Zum Glück war ich noch nie in einer solchen Situation, aber ich hoffe, dass meine Tierärtzin auch bereit dazu wäre uns an einen anderen Tierarzt zu überweisen wenn sie z.B. nicht die technischen Möglichkeiten hat bei einem Problem weiterzuhelfen.
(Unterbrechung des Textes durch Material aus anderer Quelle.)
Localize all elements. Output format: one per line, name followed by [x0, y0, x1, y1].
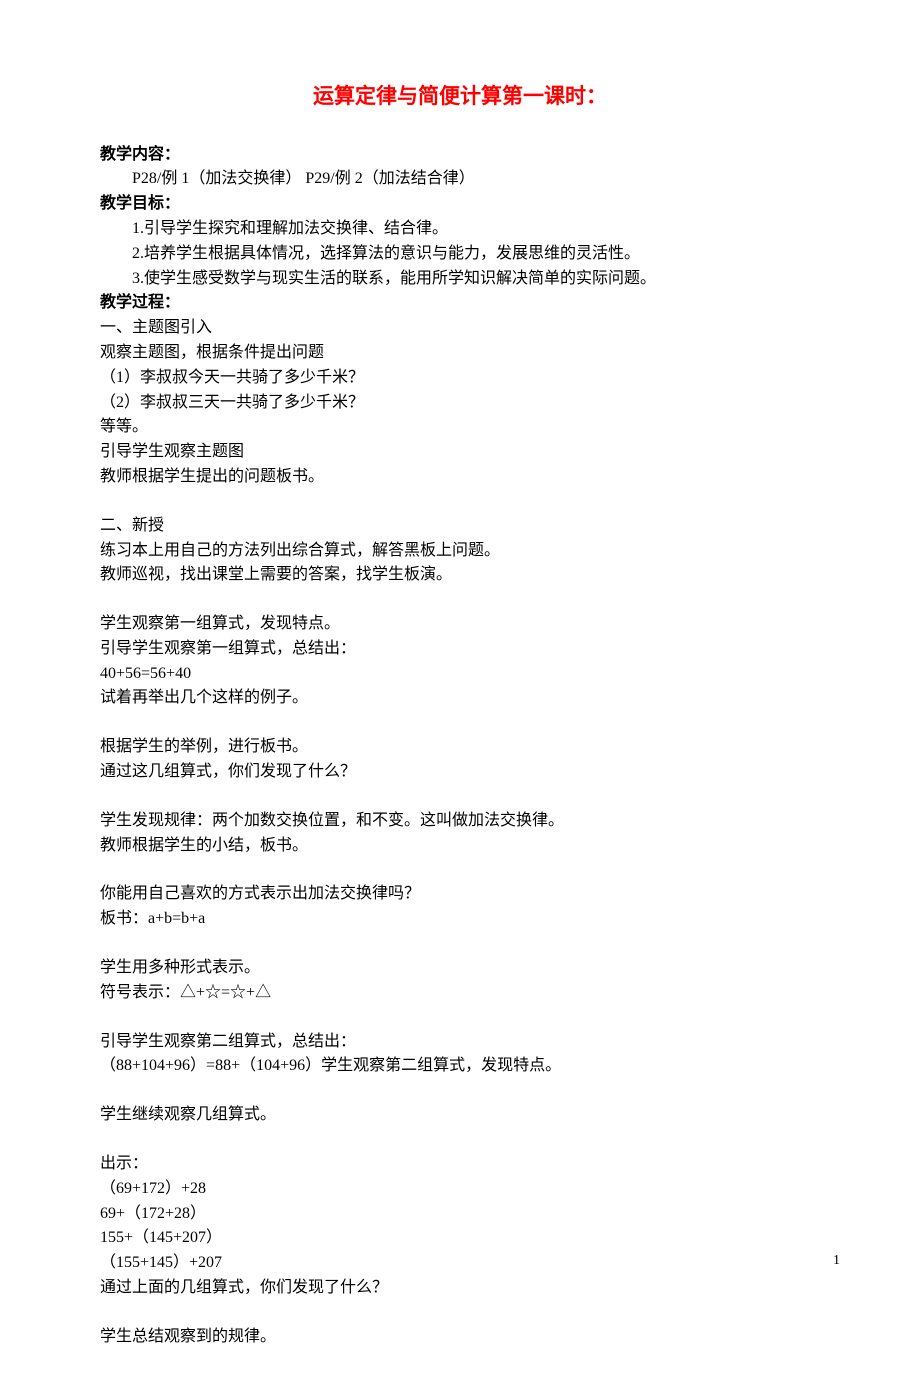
part1-title: 一、主题图引入: [100, 316, 820, 341]
body-text: 学生观察第一组算式，发现特点。: [100, 612, 820, 637]
content-scope: P28/例 1（加法交换律） P29/例 2（加法结合律）: [100, 167, 820, 192]
body-text: 69+（172+28）: [100, 1202, 820, 1227]
body-text: 40+56=56+40: [100, 662, 820, 687]
body-text: 引导学生观察第一组算式，总结出：: [100, 637, 820, 662]
body-text: （155+145）+207: [100, 1251, 820, 1276]
body-text: 出示：: [100, 1152, 820, 1177]
body-text: 你能用自己喜欢的方式表示出加法交换律吗？: [100, 882, 820, 907]
body-text: 通过这几组算式，你们发现了什么？: [100, 760, 820, 785]
section-header-process: 教学过程：: [100, 291, 820, 316]
goal-3: 3.使学生感受数学与现实生活的联系，能用所学知识解决简单的实际问题。: [100, 267, 820, 292]
page-title: 运算定律与简便计算第一课时：: [100, 80, 820, 113]
body-text: 观察主题图，根据条件提出问题: [100, 341, 820, 366]
body-text: 学生总结观察到的规律。: [100, 1325, 820, 1350]
section-header-goals: 教学目标：: [100, 192, 820, 217]
body-text: 学生用多种形式表示。: [100, 956, 820, 981]
body-text: 学生继续观察几组算式。: [100, 1103, 820, 1128]
body-text: 符号表示：△+☆=☆+△: [100, 981, 820, 1006]
body-text: 教师巡视，找出课堂上需要的答案，找学生板演。: [100, 563, 820, 588]
goal-2: 2.培养学生根据具体情况，选择算法的意识与能力，发展思维的灵活性。: [100, 242, 820, 267]
body-text: 试着再举出几个这样的例子。: [100, 686, 820, 711]
body-text: （1）李叔叔今天一共骑了多少千米？: [100, 366, 820, 391]
body-text: 练习本上用自己的方法列出综合算式，解答黑板上问题。: [100, 539, 820, 564]
body-text: （88+104+96）=88+（104+96）学生观察第二组算式，发现特点。: [100, 1054, 820, 1079]
body-text: 教师根据学生的小结，板书。: [100, 834, 820, 859]
body-text: （2）李叔叔三天一共骑了多少千米？: [100, 391, 820, 416]
section-header-content: 教学内容：: [100, 143, 820, 168]
body-text: 学生发现规律：两个加数交换位置，和不变。这叫做加法交换律。: [100, 809, 820, 834]
body-text: 引导学生观察主题图: [100, 440, 820, 465]
body-text: 等等。: [100, 415, 820, 440]
body-text: （69+172）+28: [100, 1177, 820, 1202]
part2-title: 二、新授: [100, 514, 820, 539]
body-text: 板书：a+b=b+a: [100, 907, 820, 932]
body-text: 155+（145+207）: [100, 1226, 820, 1251]
page-number: 1: [833, 1250, 840, 1272]
body-text: 教师根据学生提出的问题板书。: [100, 465, 820, 490]
body-text: 根据学生的举例，进行板书。: [100, 735, 820, 760]
body-text: 引导学生观察第二组算式，总结出：: [100, 1030, 820, 1055]
body-text: 通过上面的几组算式，你们发现了什么？: [100, 1276, 820, 1301]
goal-1: 1.引导学生探究和理解加法交换律、结合律。: [100, 217, 820, 242]
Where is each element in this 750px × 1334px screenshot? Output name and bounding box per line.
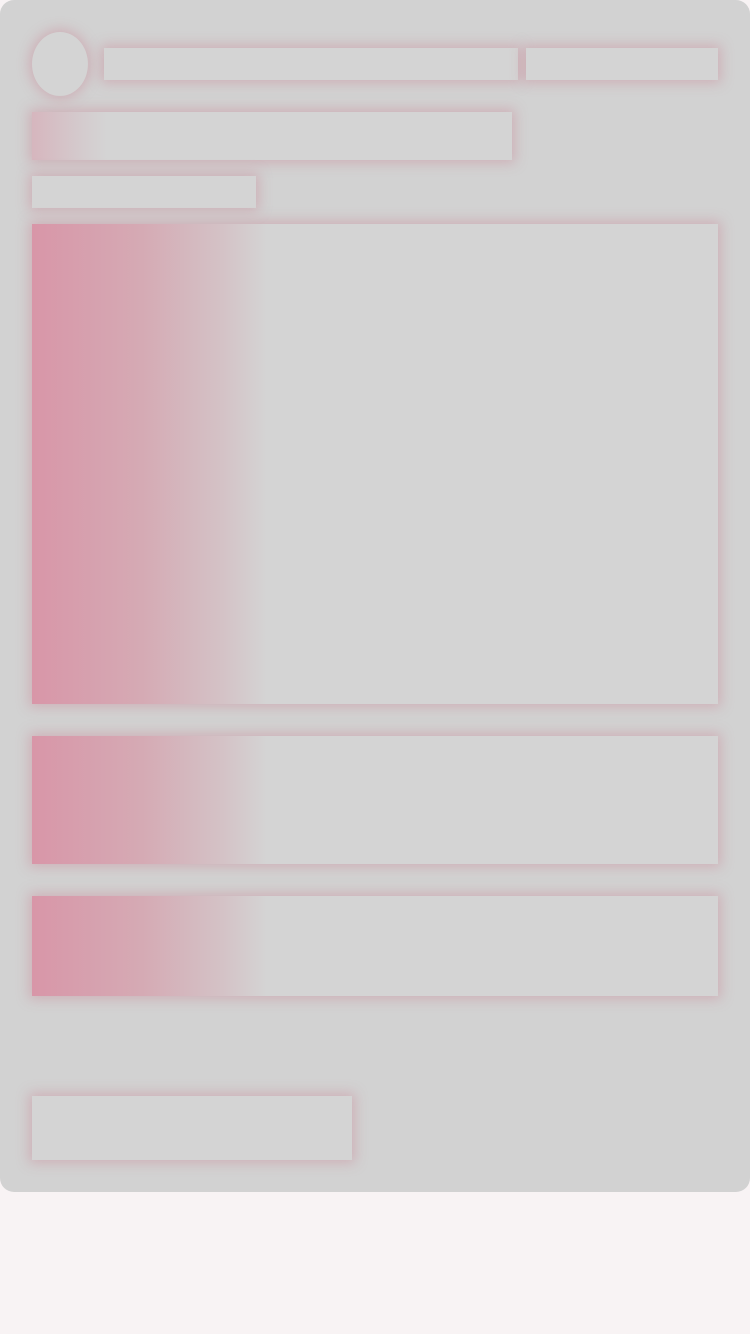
subline-placeholder [32,176,256,208]
skeleton-card [0,0,750,1192]
content-block-placeholder [32,736,718,864]
headline-placeholder [32,112,512,160]
avatar-placeholder [32,32,88,96]
media-placeholder [32,224,718,704]
content-block-placeholder-secondary [32,896,718,996]
meta-placeholder [526,48,718,80]
action-button-placeholder [32,1096,352,1160]
title-placeholder [104,48,518,80]
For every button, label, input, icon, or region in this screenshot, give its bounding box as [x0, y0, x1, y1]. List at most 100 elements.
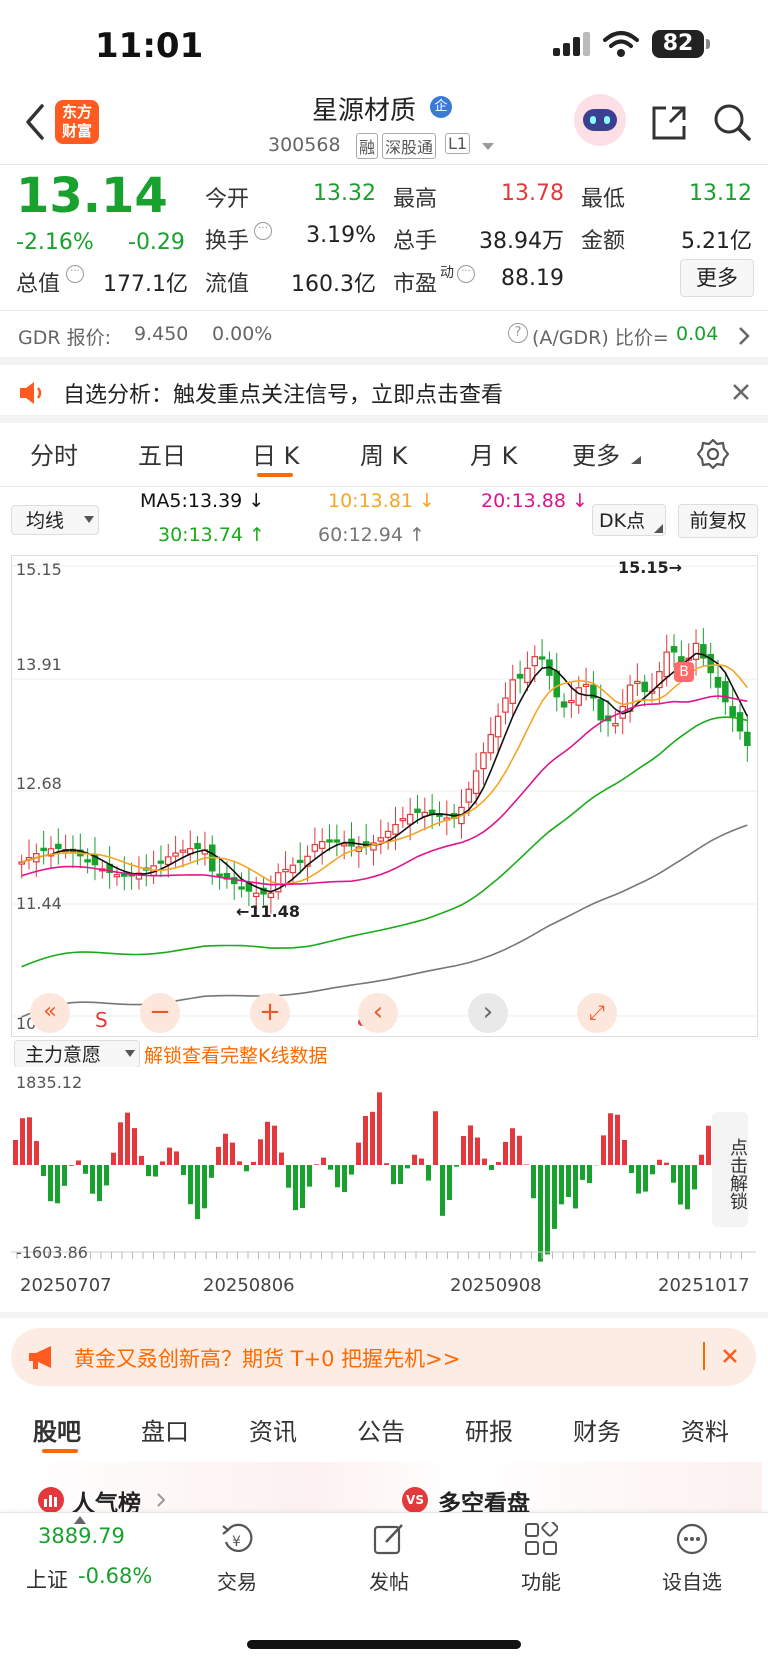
tab-more[interactable]: 更多	[572, 436, 620, 471]
candle-body	[532, 657, 537, 666]
zoom-in-icon[interactable]: +	[250, 993, 290, 1033]
low-value: 13.12	[670, 181, 752, 206]
tab-research[interactable]: 研报	[465, 1412, 513, 1447]
ma5-value: MA5:13.39 ↓	[140, 490, 264, 512]
active-bottom-tab-indicator	[42, 1449, 78, 1453]
buy-marker[interactable]: B	[674, 662, 694, 682]
ad-divider	[703, 1342, 705, 1370]
ma30-text: 30:13.74	[158, 524, 243, 546]
tab-weekly-k[interactable]: 周 K	[360, 436, 407, 471]
indicator-bar	[300, 1165, 305, 1208]
gdr-label: GDR 报价:	[18, 323, 111, 350]
trade-icon: ¥	[220, 1522, 256, 1556]
gear-icon[interactable]	[697, 438, 729, 470]
indicator-bar	[503, 1142, 508, 1165]
robot-avatar-icon[interactable]	[574, 94, 626, 146]
indicator-bar	[307, 1165, 312, 1187]
stock-header: 东方 财富 星源材质 企 300568 融 深股通 L1	[0, 90, 768, 164]
pe-value: 88.19	[490, 266, 564, 291]
indicator-bar	[475, 1137, 480, 1165]
adjust-button[interactable]: 前复权	[678, 504, 758, 538]
x-tick-3: 20250908	[450, 1275, 542, 1296]
indicator-bar	[160, 1161, 165, 1165]
indicator-bar	[139, 1156, 144, 1165]
tab-announcements[interactable]: 公告	[357, 1412, 405, 1447]
volume-value: 38.94万	[470, 223, 564, 255]
float-value: 160.3亿	[278, 266, 376, 298]
indicator-bar	[314, 1164, 319, 1165]
tab-news[interactable]: 资讯	[249, 1412, 297, 1447]
ad-banner[interactable]: 黄金又叒创新高？期货 T+0 把握先机>>	[11, 1328, 756, 1386]
share-icon[interactable]	[650, 104, 688, 142]
tab-five-day[interactable]: 五日	[138, 436, 186, 471]
indicator-bar	[622, 1140, 627, 1165]
indicator-bar	[321, 1158, 326, 1165]
candle-body	[378, 838, 383, 841]
indicator-bar	[293, 1165, 298, 1210]
dropdown-icon[interactable]	[481, 142, 495, 152]
ma10-value: 10:13.81 ↓	[328, 490, 435, 512]
float-label: 流值	[205, 266, 249, 298]
tab-guba[interactable]: 股吧	[33, 1412, 81, 1447]
indicator-bar	[608, 1113, 613, 1165]
indicator-selector[interactable]: 主力意愿	[14, 1040, 140, 1068]
indicator-bar	[363, 1116, 368, 1165]
indicator-bar	[629, 1165, 634, 1173]
chevron-right-icon[interactable]: ›	[468, 993, 508, 1033]
x-tick-4: 20251017	[658, 1275, 750, 1296]
back-icon[interactable]	[24, 104, 46, 140]
indicator-bar	[223, 1134, 228, 1165]
tab-profile[interactable]: 资料	[681, 1412, 729, 1447]
indicator-bar	[111, 1153, 116, 1165]
indicator-bar	[496, 1162, 501, 1165]
candle-body	[217, 874, 222, 876]
indicator-bar	[356, 1143, 361, 1165]
help-icon[interactable]: ?	[508, 323, 528, 343]
unlock-link[interactable]: 解锁查看完整K线数据	[144, 1041, 327, 1068]
candle-body	[254, 893, 259, 896]
chevron-right-icon	[156, 1492, 166, 1508]
indicator-bar	[643, 1165, 648, 1192]
index-name[interactable]: 上证	[26, 1564, 68, 1594]
tab-daily-k[interactable]: 日 K	[252, 436, 299, 471]
indicator-chart[interactable]	[11, 1067, 756, 1263]
side-unlock-button[interactable]: 点击解锁	[712, 1112, 748, 1227]
y-tick-2: 13.91	[16, 655, 62, 674]
close-icon[interactable]	[732, 383, 750, 401]
indicator-bar	[601, 1135, 606, 1165]
close-icon[interactable]	[722, 1348, 738, 1364]
status-bar: 11:01 82	[0, 0, 768, 90]
logo-line-2: 财富	[55, 122, 99, 141]
info-icon[interactable]: ···	[254, 222, 272, 240]
tab-intraday[interactable]: 分时	[30, 436, 78, 471]
zoom-out-icon[interactable]: −	[140, 993, 180, 1033]
search-icon[interactable]	[712, 102, 752, 142]
index-change[interactable]: -0.68%	[78, 1564, 152, 1588]
tab-pankou[interactable]: 盘口	[141, 1412, 189, 1447]
tab-monthly-k[interactable]: 月 K	[470, 436, 517, 471]
tab-finance[interactable]: 财务	[573, 1412, 621, 1447]
indicator-bar	[412, 1155, 417, 1165]
open-value: 13.32	[300, 181, 376, 206]
sell-marker[interactable]: S	[95, 1008, 108, 1032]
info-icon[interactable]: ···	[457, 265, 475, 283]
low-label: 最低	[581, 181, 625, 213]
rewind-icon[interactable]: «	[30, 993, 70, 1033]
indicator-bar	[202, 1165, 207, 1208]
kline-chart[interactable]	[11, 555, 758, 1037]
info-icon[interactable]: ···	[66, 265, 84, 283]
expand-icon[interactable]: ⤢	[577, 993, 617, 1033]
indicator-bar	[664, 1163, 669, 1165]
index-value[interactable]: 3889.79	[38, 1524, 125, 1548]
indicator-bar	[216, 1147, 221, 1165]
more-button[interactable]: 更多	[680, 259, 754, 297]
candle-body	[693, 643, 698, 659]
candle-body	[635, 681, 640, 683]
candle-body	[730, 707, 735, 717]
indicator-bar	[34, 1141, 39, 1165]
wifi-icon	[603, 30, 639, 58]
indicator-bar	[48, 1165, 53, 1201]
chevron-left-icon[interactable]: ‹	[358, 993, 398, 1033]
indicator-label: 主力意愿	[25, 1044, 101, 1066]
grid-icon	[524, 1522, 558, 1556]
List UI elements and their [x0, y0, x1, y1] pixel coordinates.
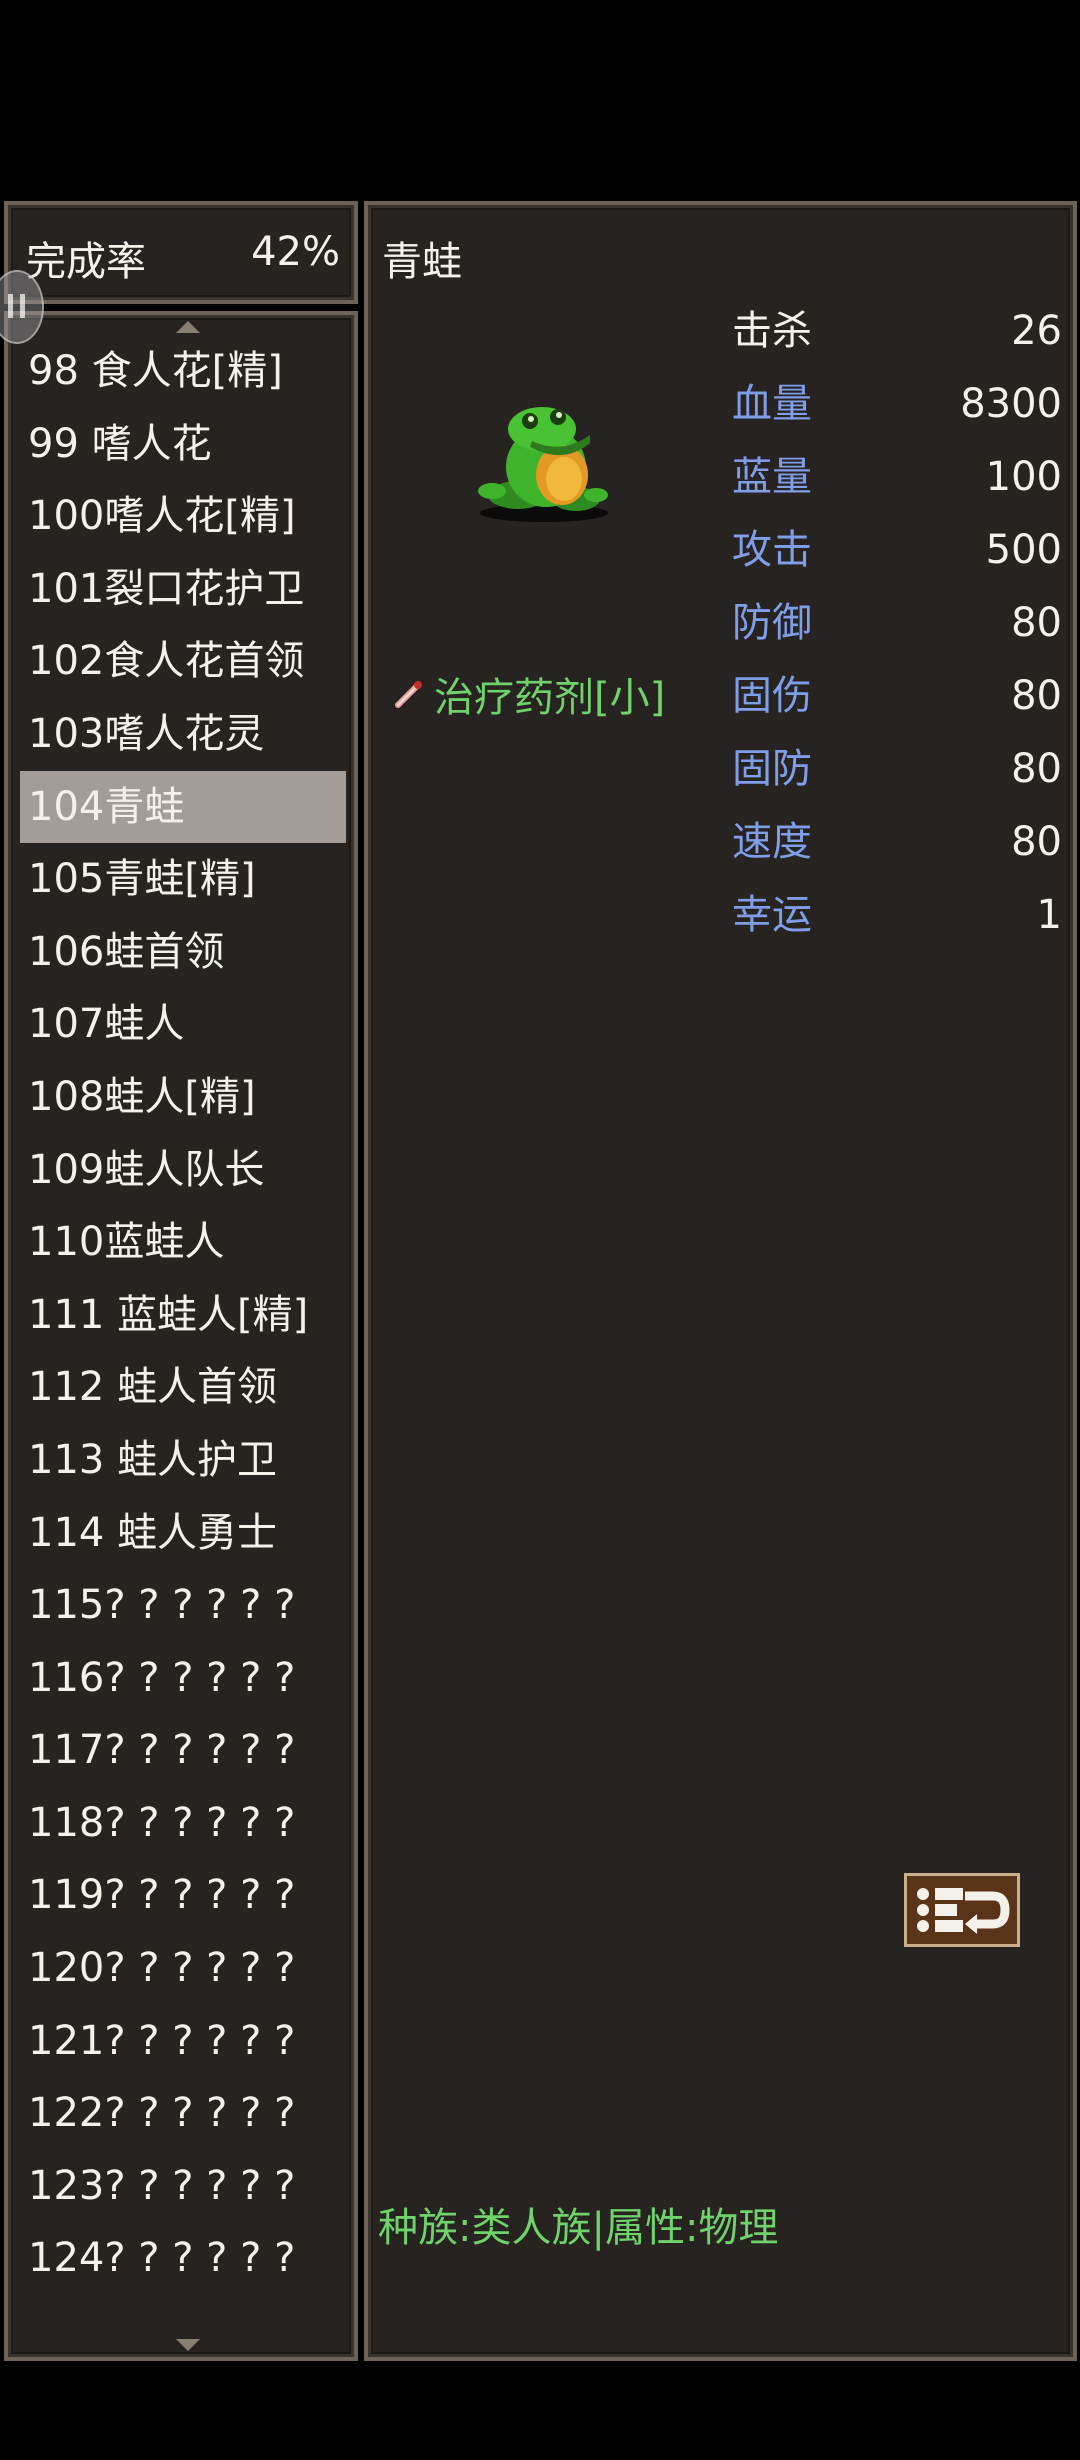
stat-row: 防御 80 [732, 587, 1062, 660]
completion-panel: 完成率 42% [4, 201, 358, 304]
potion-icon [395, 681, 422, 708]
stat-label: 击杀 [732, 308, 812, 354]
list-item[interactable]: 99 嗜人花 [20, 408, 346, 481]
drop-item[interactable]: 治疗药剂[小] [392, 665, 665, 723]
monster-name: 青蛙 [382, 239, 462, 285]
list-item[interactable]: 118? ? ? ? ? ? [20, 1787, 346, 1860]
stat-label: 攻击 [732, 527, 812, 573]
stat-value: 500 [985, 527, 1062, 573]
stat-value: 80 [1011, 819, 1062, 865]
list-item[interactable]: 115? ? ? ? ? ? [20, 1569, 346, 1642]
list-item[interactable]: 113 蛙人护卫 [20, 1424, 346, 1497]
stat-label: 幸运 [732, 892, 812, 938]
list-item[interactable]: 114 蛙人勇士 [20, 1497, 346, 1570]
return-icon [917, 1888, 1010, 1934]
list-item[interactable]: 106蛙首领 [20, 916, 346, 989]
monster-detail-panel: 青蛙 治疗药剂[小] 击杀 26 血量 8300 蓝量 100 攻击 500 防御 80 固伤 80 固… [364, 201, 1077, 2361]
list-item[interactable]: 119? ? ? ? ? ? [20, 1859, 346, 1932]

Zum Thema Tierarzthopping: Mit Katerchen gehts in eine andere, winzige Praxis. Auch hier ist die Tierärtzin sehr nett und nimmt sich immer viel Zeit... das ganze macht aber einen etwas weniger "seriösen" Eindruck, mehr als ob sie das ganze eher als kleine Nebenbeschäftigung sieht. Dort geht's eben nur zum impfen und entwurmen hin.
Sollte irgendwann mal etwas wirklisch schlimmes anliegen würde ich auch sofort zu einem anderen Tierarzt gehen.Ich denke man muss einfach schauen wo man sich am sichersten aufgehoben fühlt. Am sinnvollsten ist es wahrscheinlich andere Hundebesitzer in der Umgebung nach ihren Tierärtzen und Erfahrungen mit ihnen zu fragen.